Jubiläum trotz Krise

Deutschland und Russland hatten den „Petersburger Dialog“ 2001 gegründet. Angesichts des guten persönlichen Verhältnisses zwischen Bundeskanzler Gerhard Schröder und Präsident Wladimir Putin war das Forum damals verheißungsvoll gestartet und auf höchster politischer Ebene ins Leben gerufen worden. Wegen der russischen Einverleibung der ukrainischen Halbinsel Krim wurde der Dialog 2014 aber ausgesetzt. Auf der Jubiläumsveranstaltung standen Reizthemen wie das russische Vorgehen in der Ukraine oder die geplante NATO-Aufrüstung in Osteuropa nun nicht explizit auf der Tagesordnung. Der deutsche Delegationsleiter Ronald Pofalla hatte mit Blick auf die aktuellen Probleme zwischen Berlin und Moskau gesagt, es gebe keine Alternative zum Gespräch.

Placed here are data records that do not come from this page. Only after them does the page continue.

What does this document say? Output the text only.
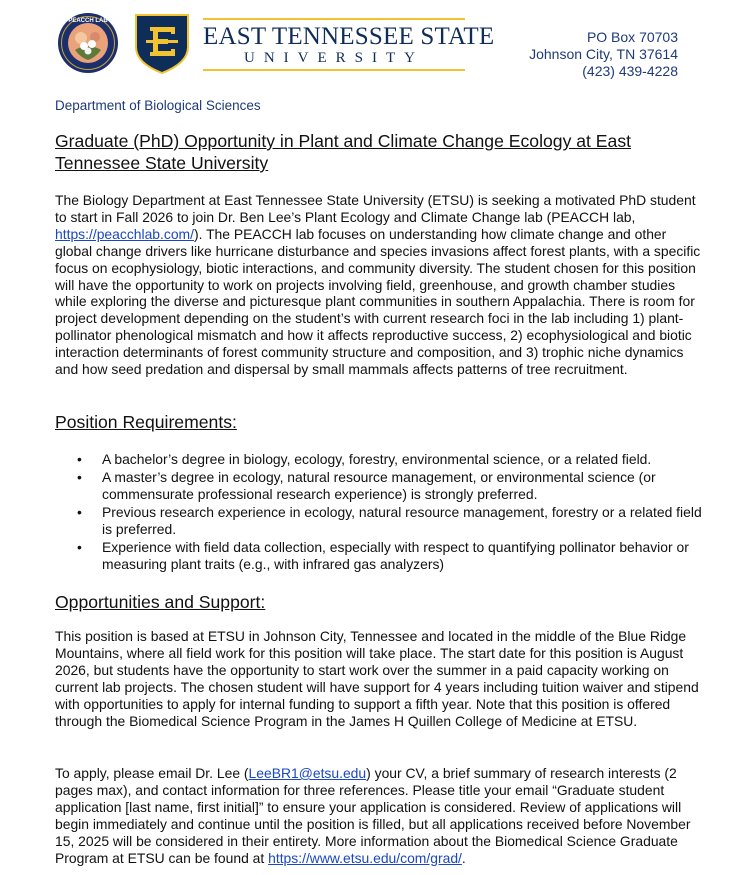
PEACCH LAB
EAST TENNESSEE STATE
UNIVERSITY
PO Box 70703
Johnson City, TN 37614
(423) 439-4228
Department of Biological Sciences
Graduate (PhD) Opportunity in Plant and Climate Change Ecology at East Tennessee State University
The Biology Department at East Tennessee State University (ETSU) is seeking a motivated PhD student to start in Fall 2026 to join Dr. Ben Lee’s Plant Ecology and Climate Change lab (PEACCH lab, https://peacchlab.com/). The PEACCH lab focuses on understanding how climate change and other global change drivers like hurricane disturbance and species invasions affect forest plants, with a specific focus on ecophysiology, biotic interactions, and community diversity. The student chosen for this position will have the opportunity to work on projects involving field, greenhouse, and growth chamber studies while exploring the diverse and picturesque plant communities in southern Appalachia. There is room for project development depending on the student’s with current research foci in the lab including 1) plant-pollinator phenological mismatch and how it affects reproductive success, 2) ecophysiological and biotic interaction determinants of forest community structure and composition, and 3) trophic niche dynamics and how seed predation and dispersal by small mammals affects patterns of tree recruitment.
Position Requirements:
• A bachelor’s degree in biology, ecology, forestry, environmental science, or a related field.
• A master’s degree in ecology, natural resource management, or environmental science (or commensurate professional research experience) is strongly preferred.
• Previous research experience in ecology, natural resource management, forestry or a related field is preferred.
• Experience with field data collection, especially with respect to quantifying pollinator behavior or measuring plant traits (e.g., with infrared gas analyzers)
Opportunities and Support:
This position is based at ETSU in Johnson City, Tennessee and located in the middle of the Blue Ridge Mountains, where all field work for this position will take place. The start date for this position is August 2026, but students have the opportunity to start work over the summer in a paid capacity working on current lab projects. The chosen student will have support for 4 years including tuition waiver and stipend with opportunities to apply for internal funding to support a fifth year. Note that this position is offered through the Biomedical Science Program in the James H Quillen College of Medicine at ETSU.
To apply, please email Dr. Lee (LeeBR1@etsu.edu) your CV, a brief summary of research interests (2 pages max), and contact information for three references. Please title your email “Graduate student application [last name, first initial]” to ensure your application is considered. Review of applications will begin immediately and continue until the position is filled, but all applications received before November 15, 2025 will be considered in their entirety. More information about the Biomedical Science Graduate Program at ETSU can be found at https://www.etsu.edu/com/grad/.
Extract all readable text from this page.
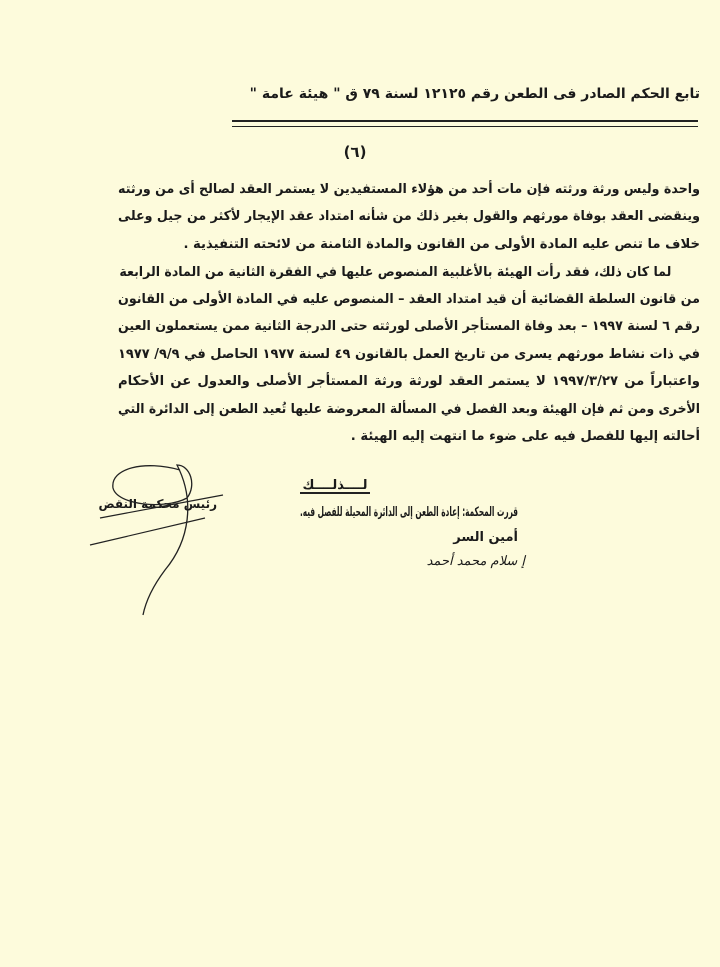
تابع الحكم الصادر فى الطعن رقم ١٢١٢٥ لسنة ٧٩ ق " هيئة عامة "
(٦)
واحدة وليس ورثة ورثته فإن مات أحد من هؤلاء المستفيدين لا يستمر العقد لصالح أى من ورثته
وينقضى العقد بوفاة مورثهم والقول بغير ذلك من شأنه امتداد عقد الإيجار لأكثر من جيل وعلى
خلاف ما تنص عليه المادة الأولى من القانون والمادة الثامنة من لائحته التنفيذية .
لما كان ذلك، فقد رأت الهيئة بالأغلبية المنصوص عليها في الفقرة الثانية من المادة الرابعة
من قانون السلطة القضائية أن قيد امتداد العقد – المنصوص عليه في المادة الأولى من القانون
رقم ٦ لسنة ١٩٩٧ – بعد وفاة المستأجر الأصلى لورثته حتى الدرجة الثانية ممن يستعملون العين
في ذات نشاط مورثهم يسرى من تاريخ العمل بالقانون ٤٩ لسنة ١٩٧٧ الحاصل في ٩/٩/ ١٩٧٧
واعتباراً من ١٩٩٧/٣/٢٧ لا يستمر العقد لورثة ورثة المستأجر الأصلى والعدول عن الأحكام
الأخرى ومن ثم فإن الهيئة وبعد الفصل في المسألة المعروضة عليها تُعيد الطعن إلى الدائرة التي
أحالته إليها للفصل فيه على ضوء ما انتهت إليه الهيئة .
لــــذلــــك
قررت المحكمة: إعادة الطعن إلى الدائرة المحيلة للفصل فيه.
أمين السر
إ سلام محمد أحمد
رئيس محكمة النقض
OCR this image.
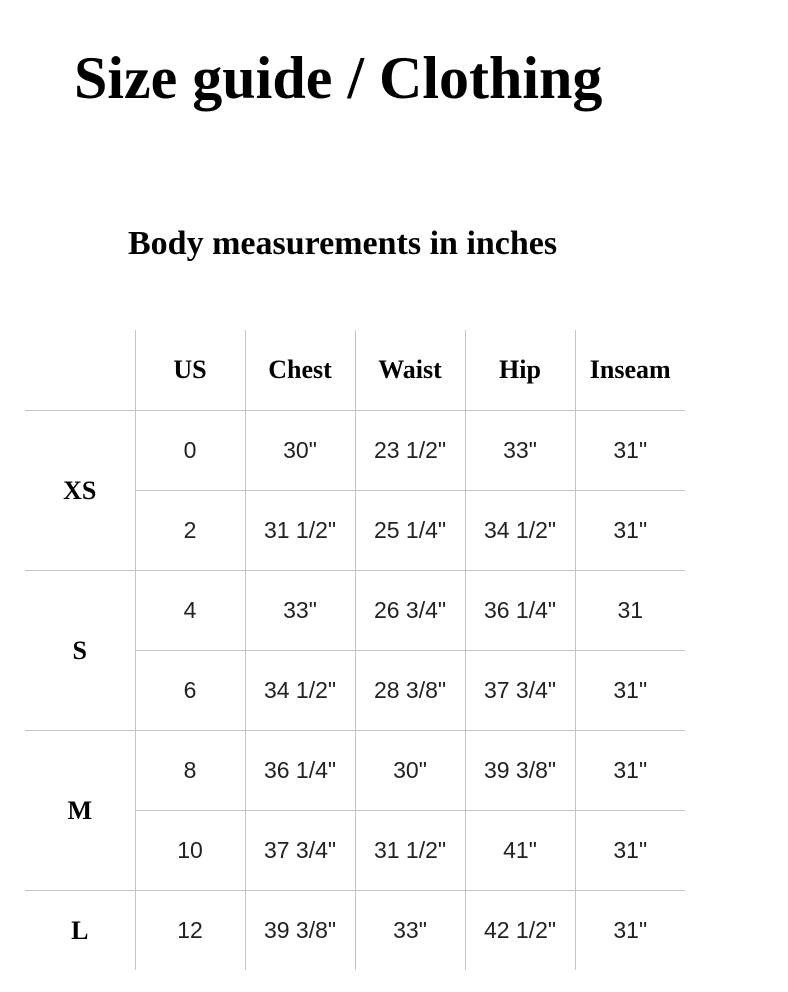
Size guide / Clothing
Body measurements in inches
	US	Chest	Waist	Hip	Inseam
XS	0	30"	23 1/2"	33"	31"
	2	31 1/2"	25 1/4"	34 1/2"	31"
S	4	33"	26 3/4"	36 1/4"	31
	6	34 1/2"	28 3/8"	37 3/4"	31"
M	8	36 1/4"	30"	39 3/8"	31"
	10	37 3/4"	31 1/2"	41"	31"
L	12	39 3/8"	33"	42 1/2"	31"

„Beide Seiten haben (bei den Reizthemen) ihre harte Haltung deutlich gemacht, aber trotzdem existieren viele Felder möglicher Zusammenarbeit“, sagte Wladislaw Below, Deutschland-Experte der Russischen Akademie der Wissenschaften. Als Beispiel nannte er – vor dem Hintergrund des Anschlags in Nizza – den Kampf gegen den internationalen Terrorismus.

Mehr als 250 Politiker, Experten und Aktivisten diskutierten unter anderem über die Rolle der Zivilgesellschaft und die wirtschaftliche Zusammenarbeit. Sie loteten zudem ihre Positionen etwa bei Ökologie, Medien und Religion aus. Das Motto der Tagung lautete „Russland und Deutschland im Angesicht globaler Herausforderungen“. Auf deutscher Seite nahmen unter anderem der Hamburger Bürgermeister Olaf Scholz und der Russland-Beauftragte der Bundesregierung, Gernot Erler (beide SPD), teil.